Drivers were detained without injury and politely told to “nae panic.”
With the convoy immobilised, additional whisky crates were rolled into place behind the lorries, blocking any chance of rescue. What followed was described by investigators as “disturbingly efficient.”
Hundreds of haggis descended on the trucks in tight formation, unloading the giant marshmallows piece by piece.

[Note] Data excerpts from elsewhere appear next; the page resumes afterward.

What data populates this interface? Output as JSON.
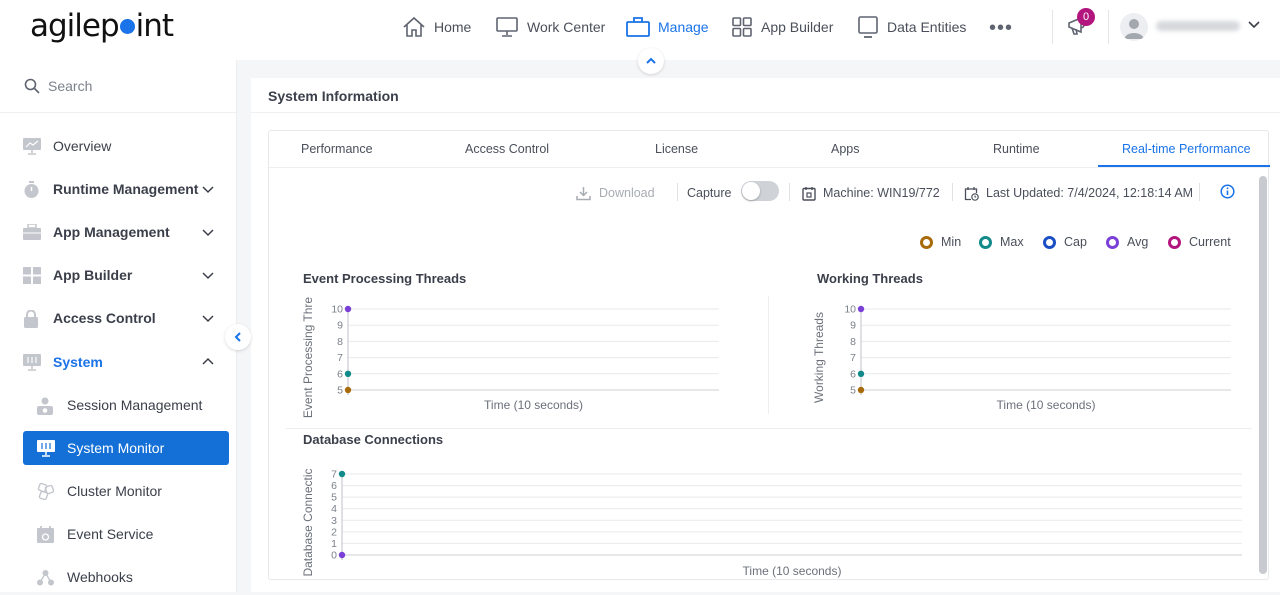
{
  "app": {
    "logo_text_a": "agilep",
    "logo_text_b": "int"
  },
  "topnav": {
    "items": [
      {
        "label": "Home",
        "icon": "home-icon"
      },
      {
        "label": "Work Center",
        "icon": "monitor-icon"
      },
      {
        "label": "Manage",
        "icon": "briefcase-icon",
        "active": true
      },
      {
        "label": "App Builder",
        "icon": "grid-icon"
      },
      {
        "label": "Data Entities",
        "icon": "screen-icon"
      }
    ],
    "more_label": "•••",
    "notification_count": "0",
    "user_name": "Administrator"
  },
  "sidebar": {
    "search_placeholder": "Search",
    "items": [
      {
        "label": "Overview",
        "icon": "chart-monitor-icon"
      },
      {
        "label": "Runtime Management",
        "icon": "stopwatch-icon",
        "expandable": true
      },
      {
        "label": "App Management",
        "icon": "toolbox-icon",
        "expandable": true
      },
      {
        "label": "App Builder",
        "icon": "tiles-icon",
        "expandable": true
      },
      {
        "label": "Access Control",
        "icon": "lock-icon",
        "expandable": true
      },
      {
        "label": "System",
        "icon": "system-icon",
        "expanded": true
      },
      {
        "label": "Session Management",
        "icon": "user-session-icon"
      },
      {
        "label": "System Monitor",
        "icon": "system-monitor-icon",
        "selected": true
      },
      {
        "label": "Cluster Monitor",
        "icon": "cluster-icon"
      },
      {
        "label": "Event Service",
        "icon": "calendar-icon"
      },
      {
        "label": "Webhooks",
        "icon": "webhook-icon"
      }
    ]
  },
  "main": {
    "title": "System Information",
    "tabs": [
      "Performance",
      "Access Control",
      "License",
      "Apps",
      "Runtime",
      "Real-time Performance"
    ],
    "active_tab": "Real-time Performance",
    "toolbar": {
      "download_label": "Download",
      "capture_label": "Capture",
      "capture_enabled": false,
      "machine_label": "Machine: WIN19/772",
      "last_updated_label": "Last Updated: 7/4/2024, 12:18:14 AM"
    },
    "legend": [
      {
        "label": "Min",
        "color": "#a86b0c"
      },
      {
        "label": "Max",
        "color": "#138a8a"
      },
      {
        "label": "Cap",
        "color": "#1d4fc4"
      },
      {
        "label": "Avg",
        "color": "#7a3fd6"
      },
      {
        "label": "Current",
        "color": "#b3157e"
      }
    ]
  },
  "chart_data": [
    {
      "type": "scatter",
      "title": "Event Processing Threads",
      "ylabel": "Event Processing Thre",
      "xlabel": "Time (10 seconds)",
      "ylim": [
        5,
        10
      ],
      "yticks": [
        "10",
        "9",
        "8",
        "7",
        "6",
        "5"
      ],
      "grid": true,
      "series": [
        {
          "name": "Avg",
          "color": "#7a3fd6",
          "values": [
            10
          ]
        },
        {
          "name": "Max",
          "color": "#138a8a",
          "values": [
            6
          ]
        },
        {
          "name": "Min",
          "color": "#a86b0c",
          "values": [
            5
          ]
        }
      ]
    },
    {
      "type": "scatter",
      "title": "Working Threads",
      "ylabel": "Working Threads",
      "xlabel": "Time (10 seconds)",
      "ylim": [
        5,
        10
      ],
      "yticks": [
        "10",
        "9",
        "8",
        "7",
        "6",
        "5"
      ],
      "grid": true,
      "series": [
        {
          "name": "Avg",
          "color": "#7a3fd6",
          "values": [
            10
          ]
        },
        {
          "name": "Max",
          "color": "#138a8a",
          "values": [
            6
          ]
        },
        {
          "name": "Min",
          "color": "#a86b0c",
          "values": [
            5
          ]
        }
      ]
    },
    {
      "type": "scatter",
      "title": "Database Connections",
      "ylabel": "Database Connectic",
      "xlabel": "Time (10 seconds)",
      "ylim": [
        0,
        7
      ],
      "yticks": [
        "7",
        "6",
        "5",
        "4",
        "3",
        "2",
        "1",
        "0"
      ],
      "grid": true,
      "series": [
        {
          "name": "Max",
          "color": "#138a8a",
          "values": [
            7
          ]
        },
        {
          "name": "Avg",
          "color": "#7a3fd6",
          "values": [
            0
          ]
        }
      ]
    }
  ]
}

Each haggis carried a single portion, scurrying off into the surrounding hills with military precision.
Observers say it was clear the plan had been rehearsed for years.
As the final truck was being cleared, a second and third wave of haggis poured over the ridgelines, ensuring no marshmallow was left behind.
Within ten minutes, every vehicle stood empty.
By the time authorities arrived, the haggis had vanished into the distance, leaving behind only abandoned lorries, shredded tyres, broken whisky bottles, and one truck spray painted with the message,
“THE HAGGIS BANDITS STRIKE AGAIN.”
Officials now believe the same group may be responsible for the infamous Louvre Heist, citing the identical use of diversion tactics, teamwork, and an unsettling knowledge of logistics.
The marshmallows have not been recovered.